前回の記事で、英語の入試に民間試験が利用できるようになるのはいいと主張しました。

受験料が高い、業者の数が多すぎるという問題は解決する必要がありますが、生徒たちが各大学の出題傾向に翻弄されることも、悪問対策に追われることもなくなります。受験のテクニックを教える塾に通わせる必要もなくなり、保護者にとっても朗報です。

そしてなにより民間の試験は、採点に時間をかけることができるため、論述の問題を出すことができ、センター試験や大学入試に比べて、生徒の思考力を測ることができるようになります。

高校生の学力を、センター試験や一部の私立大学のように、採点が簡単な方法でのみ測るのは時代に即していません。
これからの時代、暗記した正解を早く答えるはスマホがやってくれます。

AIに置き換われない能力を高校生のうちに育ませたいものです。

長男が受けたIB(国際バカロレア)は、その点、時代の先端を行くものでした。
こんなに高校生の思考力や人間性を伸ばす教育があるのかと衝撃的でした。

さて、海外の大学入試では、論述がおおいため、採点に時間がかかります。

IBでは、試験期間は3週間にわたり、スコアがでるのは最終試験の1ヶ月半後です。

シンガポールやイギリス系のIGCSEのAレベル(高校卒業レベル)の試験は2ヶ月にも及びますが、結果が出るのは、最後の試験から2ヶ月あとです(イギリスに送っているからだそうです)。

アメリカのSATもマークシートではないか、という人もいるかもしれませんが、アメリカの大学入試は高校1年生からスタートしています。高校1年生からの毎日のテストや提出物などが成績表にGPAとして克明に記録されていますし(こちらの記事をご覧ください)、志望大学に提出するエッセーの準備も大変です。そして、アドミッション側も入念に時間をかけて審査します。

繰り返しますが、一問一答式の採点が簡単な方法で大学受験生の思考力は測れません。
試験問題が変わらないから高校教育の改革も進まないのです。

これからの時代に必要な思考力を伸ばすのであれば、論述は欠かせません。
どれだけ多くの志のある先生方が、新しい時代に即した教育を実践しようとも、大学入試が共通一次時代と変わらなければ、教育改革は進まないのです。

暗記を否定しているわけではありません。教養は大切です。
でも、その知識で何をどう考えるかが大切なのです。

新しい大学入試の共通テストは、秋に行い、論述問題を出し、採点には1ヶ月以上かけて、生徒の学力や人間性を測るべきだと思います。
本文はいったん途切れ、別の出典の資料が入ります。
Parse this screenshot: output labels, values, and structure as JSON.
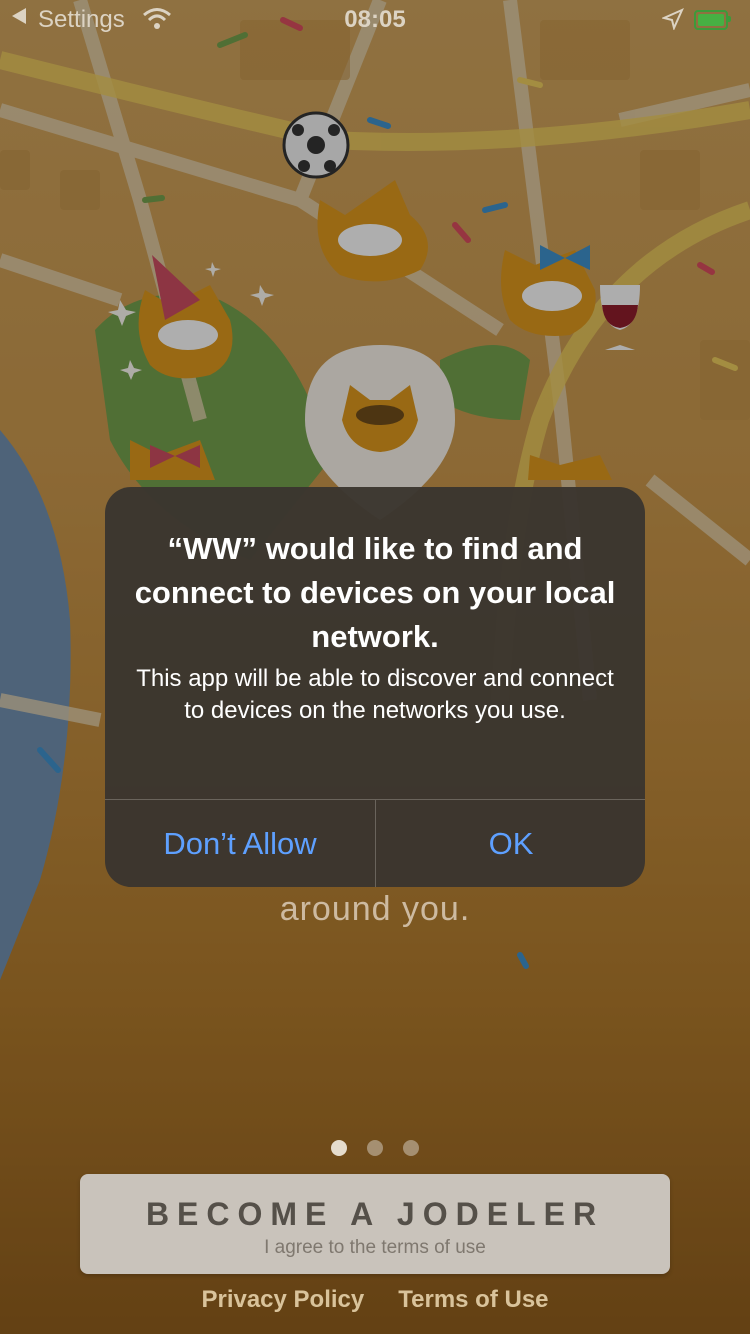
{
  "status_bar": {
    "back_label": "Settings",
    "time": "08:05"
  },
  "onboarding": {
    "tagline_fragment": "around you.",
    "page_indicator": {
      "total": 3,
      "active": 1
    },
    "cta": {
      "title": "BECOME A JODELER",
      "subtitle": "I agree to the terms of use"
    },
    "links": {
      "privacy": "Privacy Policy",
      "terms": "Terms of Use"
    }
  },
  "alert": {
    "title": "“WW” would like to find and connect to devices on your local network.",
    "message": "This app will be able to discover and connect to devices on the networks you use.",
    "buttons": {
      "deny": "Don’t Allow",
      "allow": "OK"
    }
  },
  "colors": {
    "alert_button": "#5ea0ff",
    "battery": "#46b043"
  }
}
追記:今年、私がアメリカでコミュニティカレッジの入学試験を受けた時、数学と英語の試験をコンピューターで受けたのですが、最後の問題のエッセイ(500語程度)を書き終えてから数分で採点結果が出て驚きました。ITの力を使えば、ある程度の採点ができるのでしょう。


IB説明会のスライド 
IBの試験問題は、付け焼き刃では対応できません。2年間学んだこと、身につけた力が問われるのです。
こうした問題に対応するため、長男は10冊の課題図書を何度も読んでいました。



2020年度大学入試改革  受験英語からの脱却



2020年の入試改革はまだ課題はあるものの、日本人を受験英語から解放するため、世界最低の英語力の汚名を晴らすために、決して止めてはいけないと思っています

2020年からは、センター試験ではなく、検定試験のスコアが評価されるようになります。
これは朗報です。なぜなら、日本人の英語を「壊した」理由のひとつは、受験英語だと思うからです。
次の問題をみてください。現在、進学校で実際に出されている試験の一部です。
英語を使って仕事をしていて、英検1級を持っている私はほとんど解けませんでした。
ネイティブスピーカーと結婚した友人たちも答えられず、ネイティブスピーカーも首をひねった問題が多い中、全部答えられたのは、高校の英語の先生方だけでした。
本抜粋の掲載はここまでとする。